The political and cultural flashpoints over illegal immigration tend to distract attention from the much larger number of immigrant students who study on American college campuses. A study released Tuesday by the Education Department's National Center for Education Statistics aims to remedy that a bit, mining longitudinal student databases to examine the higher education experiences of first- and second-generation college students.

The study, "New Americans in Postsecondary Education: A Profile of Immigrant and Second-Generation American Undergraduates," is drawn from the 2007-8 National Postsecondary Student Aid Study. It compares subgroups of first- and second-generation students to one another and to the overall undergraduate student population in higher education, to provide data on the size and makeup of the campus immigrant population, and on the nature of immigrant students' experiences once in college. 

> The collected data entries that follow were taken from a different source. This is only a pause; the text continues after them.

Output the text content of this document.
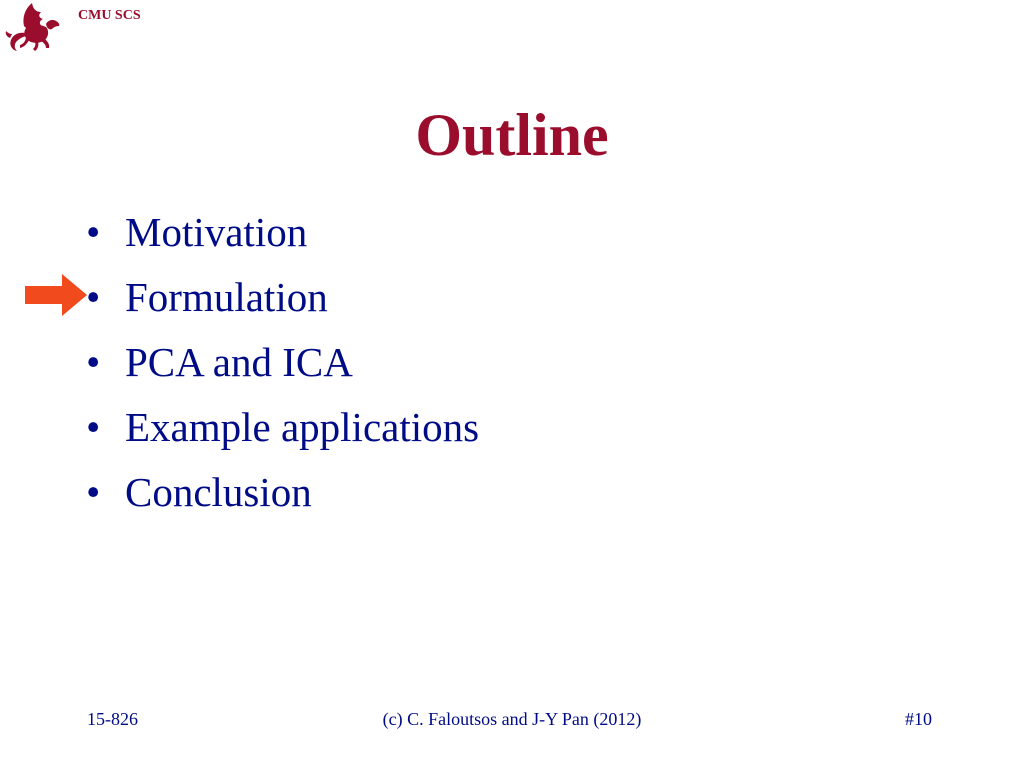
CMU SCS
Outline
• Motivation
• Formulation
• PCA and ICA
• Example applications
• Conclusion
15-826	(c) C. Faloutsos and J-Y Pan (2012)	#10
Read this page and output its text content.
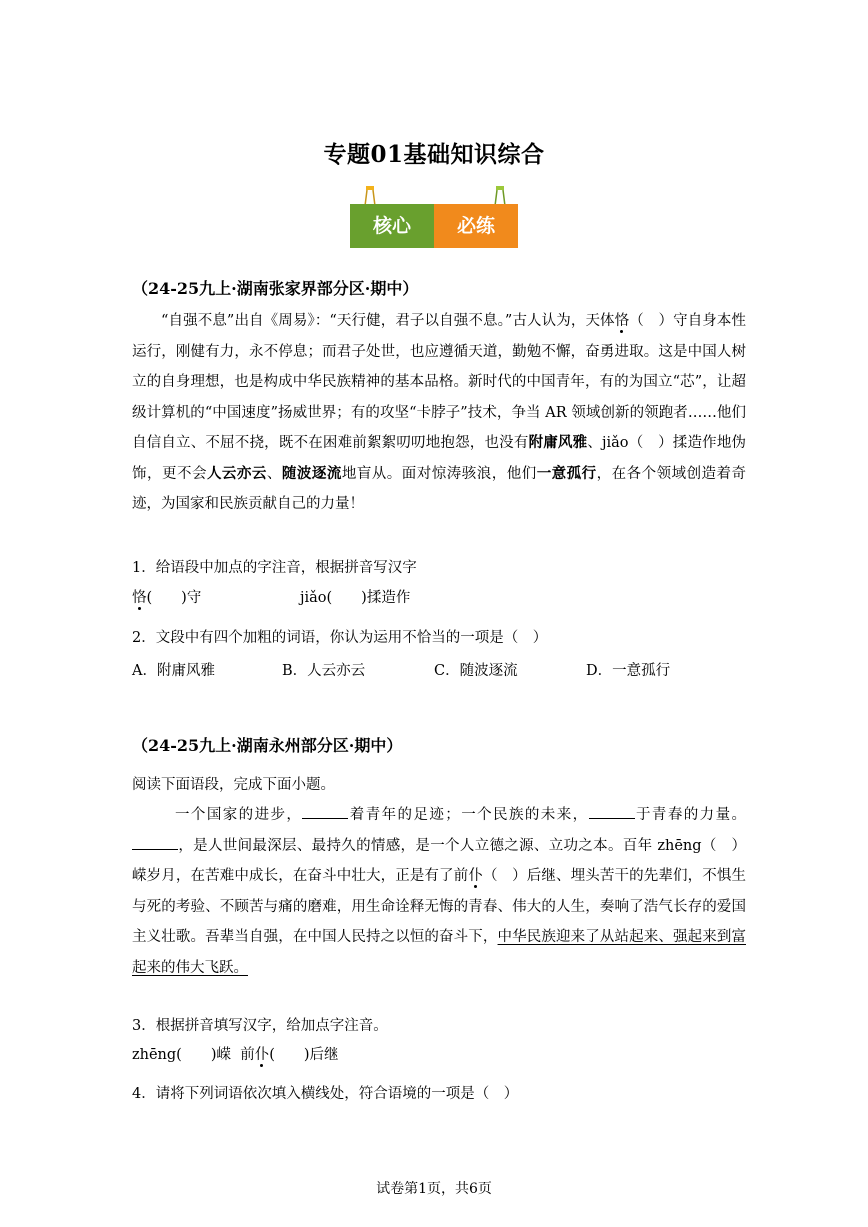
专题01基础知识综合
核心	必练
（24-25九上·湖南张家界部分区·期中）
“自强不息”出自《周易》：“天行健，君子以自强不息。”古人认为，天体恪（　）守自身本性运行，刚健有力，永不停息；而君子处世，也应遵循天道，勤勉不懈，奋勇进取。这是中国人树立的自身理想，也是构成中华民族精神的基本品格。新时代的中国青年，有的为国立“芯”，让超级计算机的“中国速度”扬威世界；有的攻坚“卡脖子”技术，争当 AR 领域创新的领跑者……他们自信自立、不屈不挠，既不在困难前絮絮叨叨地抱怨，也没有附庸风雅、jiǎo（　）揉造作地伪饰，更不会人云亦云、随波逐流地盲从。面对惊涛骇浪，他们一意孤行，在各个领域创造着奇迹，为国家和民族贡献自己的力量！
1．给语段中加点的字注音，根据拼音写汉字
恪(　　)守	jiǎo(　　)揉造作
2．文段中有四个加粗的词语，你认为运用不恰当的一项是（　）
A．附庸风雅	B．人云亦云	C．随波逐流	D．一意孤行
（24-25九上·湖南永州部分区·期中）
阅读下面语段，完成下面小题。
一个国家的进步，	着青年的足迹；一个民族的未来，	于青春的力量。，是人世间最深层、最持久的情感，是一个人立德之源、立功之本。百年 zhēng（　）嵘岁月，在苦难中成长，在奋斗中壮大，正是有了前仆（　）后继、埋头苦干的先辈们，不惧生与死的考验、不顾苦与痛的磨难，用生命诠释无悔的青春、伟大的人生，奏响了浩气长存的爱国主义壮歌。吾辈当自强，在中国人民持之以恒的奋斗下，中华民族迎来了从站起来、强起来到富起来的伟大飞跃。
3．根据拼音填写汉字，给加点字注音。
zhēng(　　)嵘 前仆(　　)后继
4．请将下列词语依次填入横线处，符合语境的一项是（　）
试卷第1页，共6页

Over all, about 23 percent of all undergraduates in 2007-8 were either immigrants themselves (10 percent) or the children of first-generation immigrants (13 percent). The proportions of college students who fell into those categories were much higher in some states than others; in California and New York, first- or second-generation immigrants made up 45 and 35 percent of all undergraduates, respectively, while the total was under 15 percent in both Georgia and Minnesota.

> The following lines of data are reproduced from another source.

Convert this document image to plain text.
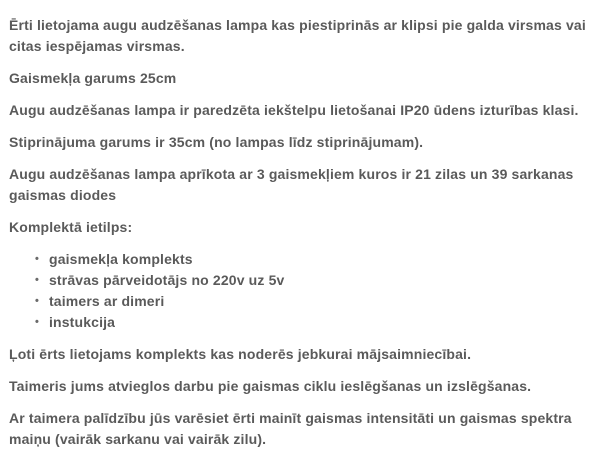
Ērti lietojama augu audzēšanas lampa kas piestiprinās ar klipsi pie galda virsmas vai citas iespējamas virsmas.

Gaismekļa garums 25cm

Augu audzēšanas lampa ir paredzēta iekštelpu lietošanai IP20 ūdens izturības klasi.

Stiprinājuma garums ir 35cm (no lampas līdz stiprinājumam).

Augu audzēšanas lampa aprīkota ar 3 gaismekļiem kuros ir 21 zilas un 39 sarkanas gaismas diodes

Komplektā ietilps:

• gaismekļa komplekts
• strāvas pārveidotājs no 220v uz 5v
• taimers ar dimeri
• instukcija

Ļoti ērts lietojams komplekts kas noderēs jebkurai mājsaimniecībai.

Taimeris jums atvieglos darbu pie gaismas ciklu ieslēgšanas un izslēgšanas.

Ar taimera palīdzību jūs varēsiet ērti mainīt gaismas intensitāti un gaismas spektra maiņu (vairāk sarkanu vai vairāk zilu).
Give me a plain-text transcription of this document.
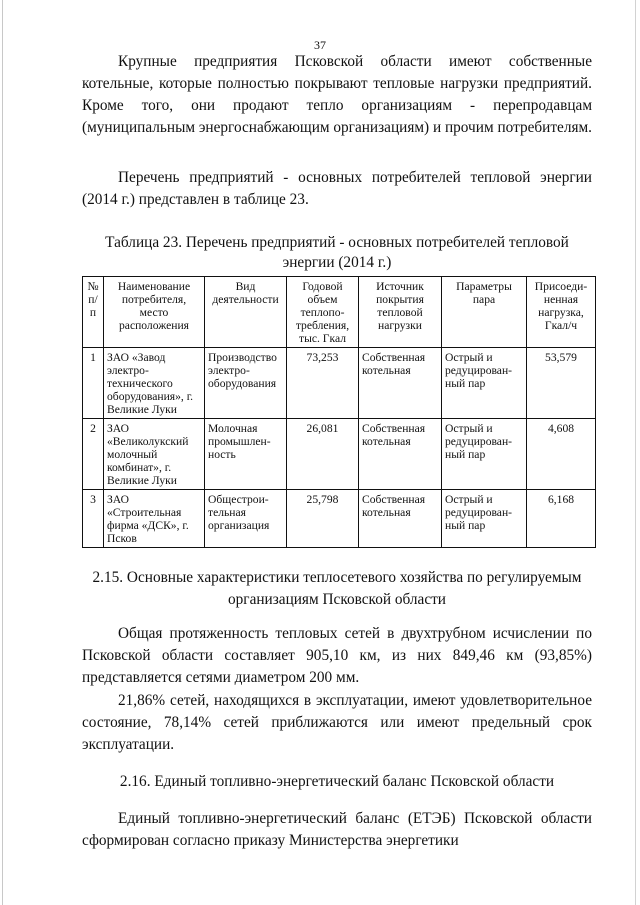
37

Крупные предприятия Псковской области имеют собственные котельные, которые полностью покрывают тепловые нагрузки предприятий. Кроме того, они продают тепло организациям - перепродавцам (муниципальным энергоснабжающим организациям) и прочим потребителям.

Перечень предприятий - основных потребителей тепловой энергии (2014 г.) представлен в таблице 23.

Таблица 23. Перечень предприятий - основных потребителей тепловой энергии (2014 г.)
№ п/п	Наименование потребителя, место расположения	Вид деятельности	Годовой объем теплопо- требления, тыс. Гкал	Источник покрытия тепловой нагрузки	Параметры пара	Присоеди- ненная нагрузка, Гкал/ч
1	ЗАО «Завод электро- технического оборудования», г. Великие Луки	Производство электро- оборудования	73,253	Собственная котельная	Острый и редуцирован- ный пар	53,579
2	ЗАО «Великолукский молочный комбинат», г. Великие Луки	Молочная промышлен- ность	26,081	Собственная котельная	Острый и редуцирован- ный пар	4,608
3	ЗАО «Строительная фирма «ДСК», г. Псков	Общестрои- тельная организация	25,798	Собственная котельная	Острый и редуцирован- ный пар	6,168
2.15. Основные характеристики теплосетевого хозяйства по регулируемым организациям Псковской области

Общая протяженность тепловых сетей в двухтрубном исчислении по Псковской области составляет 905,10 км, из них 849,46 км (93,85%) представляется сетями диаметром 200 мм.

21,86% сетей, находящихся в эксплуатации, имеют удовлетворительное состояние, 78,14% сетей приближаются или имеют предельный срок эксплуатации.

2.16. Единый топливно-энергетический баланс Псковской области

Единый топливно-энергетический баланс (ЕТЭБ) Псковской области сформирован согласно приказу Министерства энергетики
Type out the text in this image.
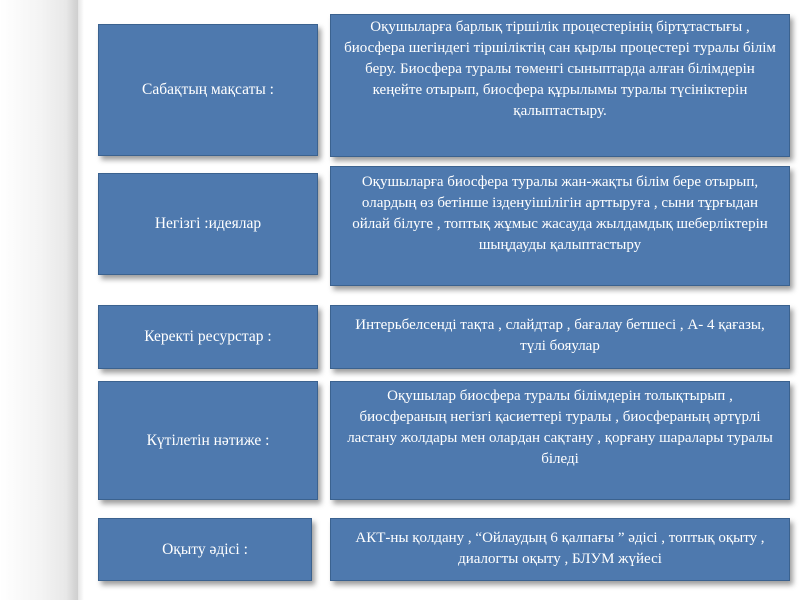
Сабақтың мақсаты :
Оқушыларға барлық тіршілік процестерінің біртұтастығы , биосфера шегіндегі тіршіліктің сан қырлы процестері туралы білім беру. Биосфера туралы төменгі сыныптарда алған білімдерін кеңейте отырып, биосфера құрылымы туралы түсініктерін қалыптастыру.
Негізгі :идеялар
Оқушыларға биосфера туралы жан-жақты білім бере отырып, олардың өз бетінше ізденуішілігін арттыруға , сыни тұрғыдан ойлай білуге , топтық жұмыс жасауда жылдамдық шеберліктерін шыңдауды қалыптастыру
Керекті ресурстар :
Интерьбелсенді тақта , слайдтар , бағалау бетшесі , А- 4 қағазы, түлі бояулар
Күтілетін нәтиже :
Оқушылар биосфера туралы білімдерін толықтырып , биосфераның негізгі қасиеттері туралы , биосфераның әртүрлі ластану жолдары мен олардан сақтану , қорғану шаралары туралы біледі
Оқыту әдісі :
АКТ-ны қолдану , “Ойлаудың 6 қалпағы ” әдісі , топтық оқыту , диалогты оқыту , БЛУМ жүйесі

Asians accounted for the largest proportion of immigrant students (about 30 percent), followed by Latinos/Hispanics (26 percent) and whites (24 percent). Hispanics made up by far the largest proportion of second-generation-immigrant students at 41 percent, followed by white and Asian students.

Looked at from another angle, though, the numbers are more striking: As seen in the chart below, roughly two-thirds of Hispanic undergraduates and a full 93 percent of Asian students were either first- or second-generation immigrants, compared, as stated above, to 23 percent of all undergraduates. More than half (55 percent) of Asian undergraduates were themselves first-generation immigrants.

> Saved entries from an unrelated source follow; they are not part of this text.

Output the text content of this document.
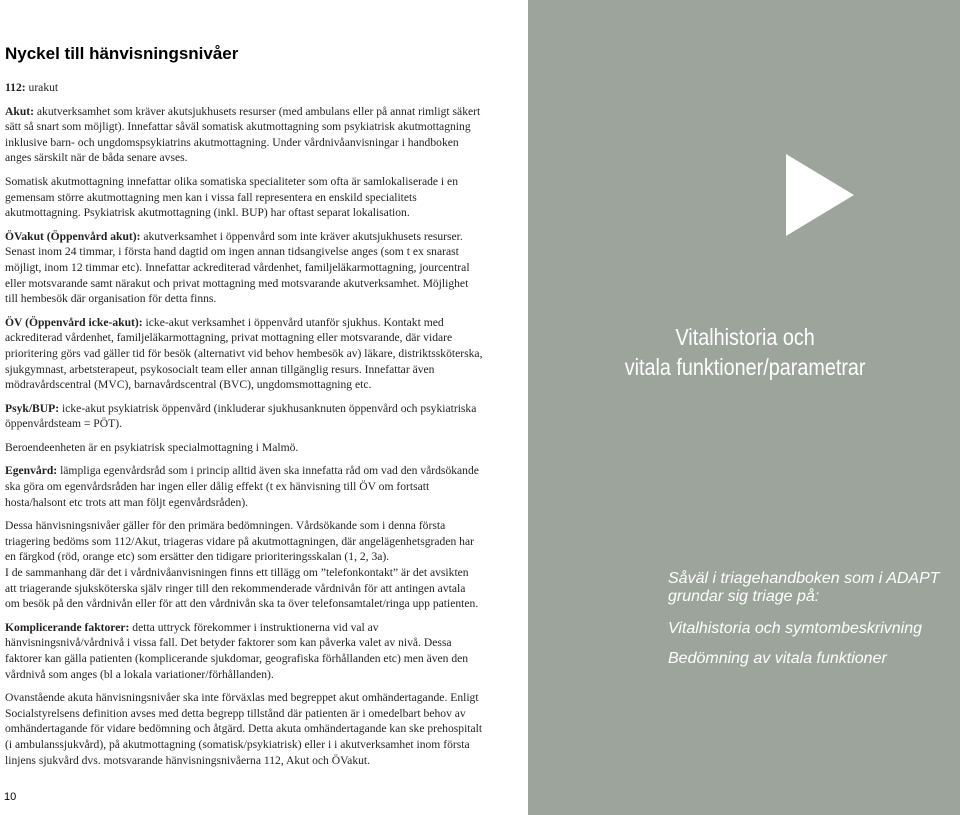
Nyckel till hänvisningsnivåer

112: urakut

Akut: akutverksamhet som kräver akutsjukhusets resurser (med ambulans eller på annat rimligt säkert sätt så snart som möjligt). Innefattar såväl somatisk akutmottagning som psykiatrisk akutmottagning inklusive barn- och ungdomspsykiatrins akutmottagning. Under vårdnivåanvisningar i handboken anges särskilt när de båda senare avses.

Somatisk akutmottagning innefattar olika somatiska specialiteter som ofta är samlokaliserade i en gemensam större akutmottagning men kan i vissa fall representera en enskild specialitets akutmottagning. Psykiatrisk akutmottagning (inkl. BUP) har oftast separat lokalisation.

ÖVakut (Öppenvård akut): akutverksamhet i öppenvård som inte kräver akutsjukhusets resurser.

Senast inom 24 timmar, i första hand dagtid om ingen annan tidsangivelse anges (som t ex snarast möjligt, inom 12 timmar etc). Innefattar ackrediterad vårdenhet, familjeläkarmottagning, jourcentral eller motsvarande samt närakut och privat mottagning med motsvarande akutverksamhet. Möjlighet till hembesök där organisation för detta finns.

ÖV (Öppenvård icke-akut): icke-akut verksamhet i öppenvård utanför sjukhus. Kontakt med ackrediterad vårdenhet, familjeläkarmottagning, privat mottagning eller motsvarande, där vidare prioritering görs vad gäller tid för besök (alternativt vid behov hembesök av) läkare, distriktssköterska, sjukgymnast, arbetsterapeut, psykosocialt team eller annan tillgänglig resurs. Innefattar även mödravårdscentral (MVC), barnavårdscentral (BVC), ungdomsmottagning etc.

Psyk/BUP: icke-akut psykiatrisk öppenvård (inkluderar sjukhusanknuten öppenvård och psykiatriska öppenvårdsteam = PÖT).

Beroendeenheten är en psykiatrisk specialmottagning i Malmö.

Egenvård: lämpliga egenvårdsråd som i princip alltid även ska innefatta råd om vad den vårdsökande ska göra om egenvårdsråden har ingen eller dålig effekt (t ex hänvisning till ÖV om fortsatt hosta/halsont etc trots att man följt egenvårdsråden).

Dessa hänvisningsnivåer gäller för den primära bedömningen. Vårdsökande som i denna första triagering bedöms som 112/Akut, triageras vidare på akutmottagningen, där angelägenhetsgraden har en färgkod (röd, orange etc) som ersätter den tidigare prioriteringsskalan (1, 2, 3a).

I de sammanhang där det i vårdnivåanvisningen finns ett tillägg om ”telefonkontakt” är det avsikten att triagerande sjuksköterska själv ringer till den rekommenderade vårdnivån för att antingen avtala om besök på den vårdnivån eller för att den vårdnivån ska ta över telefonsamtalet/ringa upp patienten.

Komplicerande faktorer: detta uttryck förekommer i instruktionerna vid val av hänvisningsnivå/vårdnivå i vissa fall. Det betyder faktorer som kan påverka valet av nivå. Dessa faktorer kan gälla patienten (komplicerande sjukdomar, geografiska förhållanden etc) men även den vårdnivå som anges (bl a lokala variationer/förhållanden).

Ovanstående akuta hänvisningsnivåer ska inte förväxlas med begreppet akut omhändertagande. Enligt Socialstyrelsens definition avses med detta begrepp tillstånd där patienten är i omedelbart behov av omhändertagande för vidare bedömning och åtgärd. Detta akuta omhändertagande kan ske prehospitalt (i ambulanssjukvård), på akutmottagning (somatisk/psykiatrisk) eller i i akutverksamhet inom första linjens sjukvård dvs. motsvarande hänvisningsnivåerna 112, Akut och ÖVakut.

10
Vitalhistoria och
vitala funktioner/parametrar
Såväl i triagehandboken som i ADAPT grundar sig triage på:
Vitalhistoria och symtombeskrivning
Bedömning av vitala funktioner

The significance of those numbers becomes clearer when their socioeconomic and educational backgrounds are explored. Between 32 and 38 percent of first- and second-generation Asian and Latino undergraduates were in the lowest socioeconomic bracket in the United States, compared to about a quarter of all undergraduate students, and 38 percent of Asian and 55 percent of Hispanic immigrant students were the first in their generation to go to college, compared to about a third of all undergraduates. And while 88 percent of all undergraduates grew up in homes where English was the primary spoken language, just 18 percent of Hispanic and 26 percent of Asian immigrant students did, and 48 and 59 percent of second-generation Hispanic and Asian undergraduates, respectively.

Hispanic and Asian immigrant students reported taking more remedial coursework in college than did their peers -- significantly so, in the case of Latino students, with 52 percent of first-generation Hispanic undergraduates and 46 percent of second-generation Hispanic students saying they had taken a remedial course since high school, compared to 35 percent for all undergraduates. Forty percent of first-generation Asian immigrants said they had taken a post-high-school remedial course.